Regarding the gloominess of sets - it reminded me that local news shows in this era in Los Angeles barely bothered with sets. Slap some sort of textured backdrop behind the anchors...maybe some sort of map-thing, then stick the anchor and reporters at a cheap Formica counter, and away you go. I recall reading some reporter's memoir of working for The Big News on KNXT in this era...and his description of the plain and dirty set with litter and cigarette butts all over the floor that the janitor never bothered to sweep up.

The first flashy news program I can remember was KTLA's in the mid 60s - KTLA was the first station in LA to adopt chroma-key technology a year or two ahead of the others; so you'd watch George Putnam standing on the set reading the news in his booming voice with the filmed action moving behind him. He'd introduce the story, the action would start behind him, then they'd slide his image to the right, and off the screen. Very dramatic.

Then things got flashier with "high-tech" looking sets in the late 60s and early 70s.

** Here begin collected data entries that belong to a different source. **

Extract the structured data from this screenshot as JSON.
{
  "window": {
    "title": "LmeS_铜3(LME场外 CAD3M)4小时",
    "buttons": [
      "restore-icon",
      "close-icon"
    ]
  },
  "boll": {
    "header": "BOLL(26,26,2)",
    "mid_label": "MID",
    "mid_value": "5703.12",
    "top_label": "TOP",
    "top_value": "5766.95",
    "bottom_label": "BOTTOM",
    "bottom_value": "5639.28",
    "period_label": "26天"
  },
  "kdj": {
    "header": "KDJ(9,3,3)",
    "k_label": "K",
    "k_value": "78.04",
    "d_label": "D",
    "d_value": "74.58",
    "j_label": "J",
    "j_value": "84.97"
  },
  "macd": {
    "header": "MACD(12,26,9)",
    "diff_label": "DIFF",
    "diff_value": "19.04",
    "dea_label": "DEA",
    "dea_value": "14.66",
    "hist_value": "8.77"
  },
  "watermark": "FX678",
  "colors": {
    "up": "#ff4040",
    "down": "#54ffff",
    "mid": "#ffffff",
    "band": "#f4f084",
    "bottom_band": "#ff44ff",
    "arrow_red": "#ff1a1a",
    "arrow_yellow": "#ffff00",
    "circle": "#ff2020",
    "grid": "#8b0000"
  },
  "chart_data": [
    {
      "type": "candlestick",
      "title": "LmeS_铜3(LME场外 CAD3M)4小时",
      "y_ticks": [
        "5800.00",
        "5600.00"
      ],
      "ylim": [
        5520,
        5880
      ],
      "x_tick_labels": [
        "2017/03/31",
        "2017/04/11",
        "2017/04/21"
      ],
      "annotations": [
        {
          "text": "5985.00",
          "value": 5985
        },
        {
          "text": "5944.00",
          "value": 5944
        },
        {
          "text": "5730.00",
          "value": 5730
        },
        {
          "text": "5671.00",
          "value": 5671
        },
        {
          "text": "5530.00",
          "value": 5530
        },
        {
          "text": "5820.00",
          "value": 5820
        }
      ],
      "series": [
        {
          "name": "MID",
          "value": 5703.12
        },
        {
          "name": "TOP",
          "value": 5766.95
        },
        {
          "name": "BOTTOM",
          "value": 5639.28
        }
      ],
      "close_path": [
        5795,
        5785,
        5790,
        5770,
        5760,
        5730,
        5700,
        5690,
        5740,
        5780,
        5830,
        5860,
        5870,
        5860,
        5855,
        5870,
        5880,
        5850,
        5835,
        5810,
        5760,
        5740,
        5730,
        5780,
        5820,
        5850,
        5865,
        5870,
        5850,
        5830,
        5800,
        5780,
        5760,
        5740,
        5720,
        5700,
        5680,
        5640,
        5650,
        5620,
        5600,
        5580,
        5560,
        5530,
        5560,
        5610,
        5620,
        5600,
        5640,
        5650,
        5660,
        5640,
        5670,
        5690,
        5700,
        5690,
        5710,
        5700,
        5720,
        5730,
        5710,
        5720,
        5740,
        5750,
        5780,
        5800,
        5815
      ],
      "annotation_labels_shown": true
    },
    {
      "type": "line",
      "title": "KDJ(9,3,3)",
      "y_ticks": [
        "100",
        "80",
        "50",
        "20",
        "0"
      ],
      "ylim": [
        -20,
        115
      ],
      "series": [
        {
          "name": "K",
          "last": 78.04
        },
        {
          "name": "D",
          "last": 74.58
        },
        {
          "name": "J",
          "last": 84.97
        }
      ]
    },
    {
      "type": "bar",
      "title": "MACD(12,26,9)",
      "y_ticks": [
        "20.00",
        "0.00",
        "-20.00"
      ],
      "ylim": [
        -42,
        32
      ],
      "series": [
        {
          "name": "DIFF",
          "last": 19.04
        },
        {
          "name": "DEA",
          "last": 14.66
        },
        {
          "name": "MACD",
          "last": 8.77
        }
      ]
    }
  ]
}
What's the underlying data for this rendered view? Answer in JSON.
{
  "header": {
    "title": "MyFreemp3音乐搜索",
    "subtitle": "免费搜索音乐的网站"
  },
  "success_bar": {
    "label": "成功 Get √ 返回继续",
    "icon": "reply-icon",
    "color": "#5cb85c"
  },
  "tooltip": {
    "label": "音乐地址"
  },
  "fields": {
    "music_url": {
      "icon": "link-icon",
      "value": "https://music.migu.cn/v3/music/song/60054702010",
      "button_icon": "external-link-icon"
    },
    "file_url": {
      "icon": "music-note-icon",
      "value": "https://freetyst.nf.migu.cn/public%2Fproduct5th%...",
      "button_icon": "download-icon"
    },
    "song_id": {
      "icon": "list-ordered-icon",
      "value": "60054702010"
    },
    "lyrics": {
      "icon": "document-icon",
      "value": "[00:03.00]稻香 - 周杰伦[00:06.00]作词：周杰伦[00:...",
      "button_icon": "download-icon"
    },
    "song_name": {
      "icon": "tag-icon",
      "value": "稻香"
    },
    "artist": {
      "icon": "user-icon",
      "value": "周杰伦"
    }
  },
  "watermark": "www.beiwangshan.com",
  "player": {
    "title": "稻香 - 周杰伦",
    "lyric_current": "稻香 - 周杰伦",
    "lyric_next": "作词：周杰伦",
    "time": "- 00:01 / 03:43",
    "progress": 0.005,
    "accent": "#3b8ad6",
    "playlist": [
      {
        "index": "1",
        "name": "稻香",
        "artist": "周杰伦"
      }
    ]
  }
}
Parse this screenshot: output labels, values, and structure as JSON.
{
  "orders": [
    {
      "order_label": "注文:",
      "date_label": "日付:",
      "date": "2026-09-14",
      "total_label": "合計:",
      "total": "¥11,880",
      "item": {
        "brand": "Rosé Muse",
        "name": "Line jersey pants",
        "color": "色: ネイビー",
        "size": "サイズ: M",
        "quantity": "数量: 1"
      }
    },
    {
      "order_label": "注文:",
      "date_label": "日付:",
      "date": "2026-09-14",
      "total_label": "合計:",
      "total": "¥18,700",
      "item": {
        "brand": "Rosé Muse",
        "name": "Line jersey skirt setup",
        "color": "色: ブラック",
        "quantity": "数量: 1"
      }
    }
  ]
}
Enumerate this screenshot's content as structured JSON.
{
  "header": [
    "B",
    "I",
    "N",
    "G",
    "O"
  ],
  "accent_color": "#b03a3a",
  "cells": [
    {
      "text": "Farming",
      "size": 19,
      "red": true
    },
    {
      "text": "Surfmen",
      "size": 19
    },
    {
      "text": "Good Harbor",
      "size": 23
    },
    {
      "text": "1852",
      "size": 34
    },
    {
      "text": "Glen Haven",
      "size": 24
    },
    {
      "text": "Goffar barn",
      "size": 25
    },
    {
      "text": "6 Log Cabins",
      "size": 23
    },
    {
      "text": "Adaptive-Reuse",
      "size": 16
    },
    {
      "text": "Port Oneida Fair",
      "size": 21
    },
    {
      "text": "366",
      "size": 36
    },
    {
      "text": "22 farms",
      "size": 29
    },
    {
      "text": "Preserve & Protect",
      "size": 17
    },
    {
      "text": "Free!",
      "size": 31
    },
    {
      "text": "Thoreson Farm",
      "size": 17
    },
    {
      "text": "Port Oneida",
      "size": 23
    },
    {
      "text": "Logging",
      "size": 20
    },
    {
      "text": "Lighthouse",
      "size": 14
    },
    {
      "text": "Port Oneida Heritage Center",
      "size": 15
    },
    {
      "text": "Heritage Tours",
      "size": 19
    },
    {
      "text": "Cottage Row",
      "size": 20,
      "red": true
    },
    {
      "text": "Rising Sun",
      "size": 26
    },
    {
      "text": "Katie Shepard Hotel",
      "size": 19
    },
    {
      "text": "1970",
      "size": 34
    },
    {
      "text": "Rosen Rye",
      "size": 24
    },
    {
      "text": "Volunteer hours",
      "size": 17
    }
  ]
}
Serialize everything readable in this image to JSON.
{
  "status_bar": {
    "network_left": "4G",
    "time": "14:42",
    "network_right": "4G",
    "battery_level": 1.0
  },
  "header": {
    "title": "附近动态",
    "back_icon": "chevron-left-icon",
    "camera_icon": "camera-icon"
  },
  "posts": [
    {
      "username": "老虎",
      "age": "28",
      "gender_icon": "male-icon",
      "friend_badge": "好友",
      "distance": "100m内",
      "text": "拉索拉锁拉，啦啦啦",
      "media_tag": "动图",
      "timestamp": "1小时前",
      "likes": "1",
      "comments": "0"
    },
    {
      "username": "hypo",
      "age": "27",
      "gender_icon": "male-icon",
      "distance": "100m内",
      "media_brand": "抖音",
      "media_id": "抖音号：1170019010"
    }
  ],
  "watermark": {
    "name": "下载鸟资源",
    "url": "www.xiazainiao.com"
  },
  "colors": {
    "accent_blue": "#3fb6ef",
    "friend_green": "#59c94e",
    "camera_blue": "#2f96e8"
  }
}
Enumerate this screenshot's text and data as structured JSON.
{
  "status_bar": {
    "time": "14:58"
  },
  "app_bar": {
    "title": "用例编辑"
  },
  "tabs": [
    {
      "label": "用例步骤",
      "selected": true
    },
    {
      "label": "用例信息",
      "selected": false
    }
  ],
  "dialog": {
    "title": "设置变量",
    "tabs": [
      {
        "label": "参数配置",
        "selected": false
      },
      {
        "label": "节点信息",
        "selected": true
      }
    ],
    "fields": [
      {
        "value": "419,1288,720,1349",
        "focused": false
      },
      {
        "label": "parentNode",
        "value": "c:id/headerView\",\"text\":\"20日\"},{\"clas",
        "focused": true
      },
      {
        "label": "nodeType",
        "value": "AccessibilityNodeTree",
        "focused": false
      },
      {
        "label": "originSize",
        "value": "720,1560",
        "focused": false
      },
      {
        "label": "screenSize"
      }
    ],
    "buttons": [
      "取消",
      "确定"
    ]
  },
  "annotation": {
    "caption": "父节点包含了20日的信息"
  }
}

Let us not forget a HUGE reason for not doing news in color -- it required using color film from the field, as well...Which took more money to process.
 
On the subject of performers not remembering something
they did, Dick Cavett used to say that he would go home
and watch the show he'd taped earlier that evening, and
not remember what certain guests said. The reason, he
said, was that he was concentrating on other things, like
breaking for commercials at precisely the right time.
 
NBC did the one minute updates, at least before "Sale of The Century" and "Santa Barbara," but if i saw any other shows have the updates, i don't remember.
 
Why was it that KNXT didn't become KCBS until 1984? It just seems odd when the other stations had been KABC and KNBC for several years in LA and the New York station WCBS had those call letters since the 1940s.
 
The news broke at 10:30 a.m. Pacific Time about President Kennedy's shooting; by 11 a.m. Pacific Time, the L.A. TV stations were broadcasting the tragic news. There were contributions from the West Coast including a Requiem Mass in Los Angeles on CBS, and reaction from San Francisco on NBC.
 
Why was it that KNXT didn't become KCBS until 1984? It just seems odd when the other stations had been KABC and KNBC for several years in LA and the New York station WCBS had those call letters since the 1940s.

I don't know what specific rule changed in the '80s to allow the use of the same call letters on stations with the same owner in different markets, but Channel 2 in Los Angeles went along with its radio predecessor, KNX-AM. KCBS, then and now, resided with the network O & O radio station in San Francisco.